Линии Маннергейма. Письма и документы, тайны и открытия

22
18
20
22
24
26
28
30

Насчет своего убежденного противостояния русификации Маннергейм, мягко говоря, преувеличивает: он никак не проявлял тогда своих взглядов, – разве что в письмах к родным. Впрочем, на то и мемуары – прошлое трактуется в несколько ином свете. Судьба Польши не могла не вызывать в нем сочувствия, он сравнивал ситуацию своей законопослушной родины и этой всегда готовой к бунту страны: сопротивление поляков не раз жестоко подавлялось имперской Россией – как, например, восстание 1863 года при «добром» императоре Александре II, столь благосклонном к Финляндии и так любимом финнами. Положение Финляндии до тех пор было гораздо менее зависимым, но теперь чувствовалось, что это ненадолго: оправившись после потрясения, вызванного революцией, российское правительство вновь начало последовательное наступление на автономные права Финляндии. Хотя должность министра-статс-секретаря с 1906 года занимал уроженец Финляндии Август Лангоф[126], как и полагалось по финским законам, роль его с 1907 года стала почти бутафорской. Ранее министр-статс-секретарь являлся посредником между Финляндией и метрополией: обо всех делах, касавшихся Великого княжества Финляндского, он докладывал прямо государю; теперь же все финляндские дела предварительно рассматриваются российским правительством. Все новые постановления, касавшиеся Финляндии, прежде чем вступить в силу, подавались ранее на утверждение финляндскому сенату, но в 1910 году Дума приняла, а император утвердил закон «О порядке издания касающихся Финляндии законов и постановлений общегосударственного значения». Отныне почти все дела, касающиеся Финляндии, подлежали рассмотрению в российских законодательных органах, и финляндский сенат фактически лишился возможности влиять на судьбу своей страны. Еще через два года подданные России получают в Финляндии права, равные с коренным населением: это касается официальных должностей, торговли и многого другого. Это нарушало все законы страны – в Великом княжестве Финляндском по Форме правления 1772 года, бывшей в силе до тех пор, в сенат могли назначаться только уроженцы Финляндии.

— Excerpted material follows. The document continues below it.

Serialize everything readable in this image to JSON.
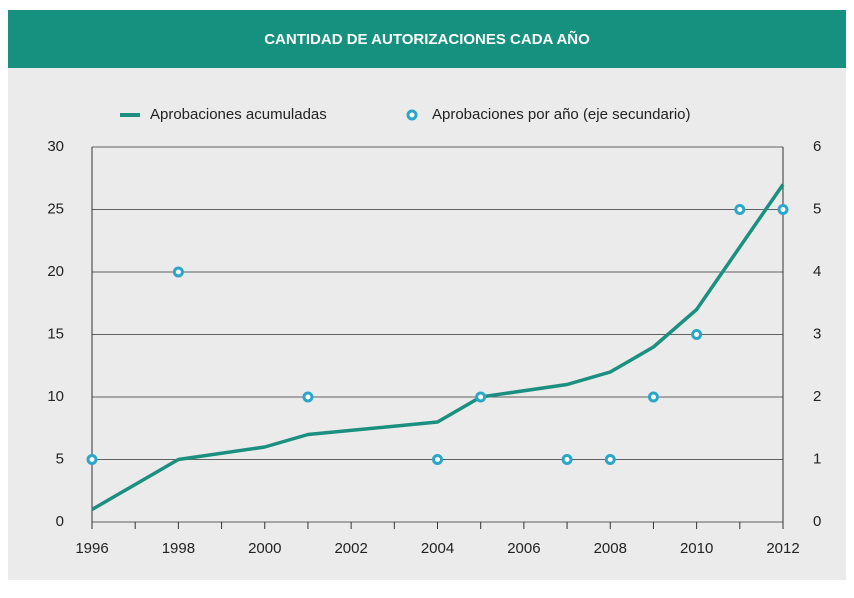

Финляндцы чувствовали себя ущемленными, недовольство росло; возникали организации, готовившиеся к вооруженному сопротивлению.

Барон Маннергейм, хотя и следит за событиями на родине, все же искренне предан императору и к тому же не склонен приносить свою карьеру в жертву патриотическим идеям. Он живет интересами армии, жизнью свитского генерала и светского льва. Он вхож в дома самых родовитых польских аристократов: Тышкевичей, Потоцких, Любомирских. С князем Здиславом Любомирским они знакомы еще по Петербургу. С его женой Марией, урожденной Браницкой[127], барона Маннергейма связывают отношения явно более теплые, чем простая дружба. Переписка с княгиней Любомирской, начавшаяся во время Первой мировой войны, свидетельствует о близости, по крайней мере, духовной. Дружба продолжалась и после того, как судьба разлучила их. В письмах можно найти лишь отзвуки романа, на который намекают почти все биографы маршала. Разумеется, в то время и при тех обстоятельствах барон Маннергейм и его высокородная корреспондентка не могли писать о своих чувствах откровеннее. Маннергейм находился на переднем крае фронта, почта работала с перебоями, да и вряд ли эти двое хотели доверить военной цензуре свои сокровенные мысли. Поэтому послания, которыми они начали обмениваться с первых же дней войны, шли с оказией и не всегда доходили. Возможно, что какие-то, самые интимные из них, были уничтожены. Несомненно одно: Маннергейм дорожил этими отношениями, до конца жизни помнил Марию Любомирскую и хранил ее письма.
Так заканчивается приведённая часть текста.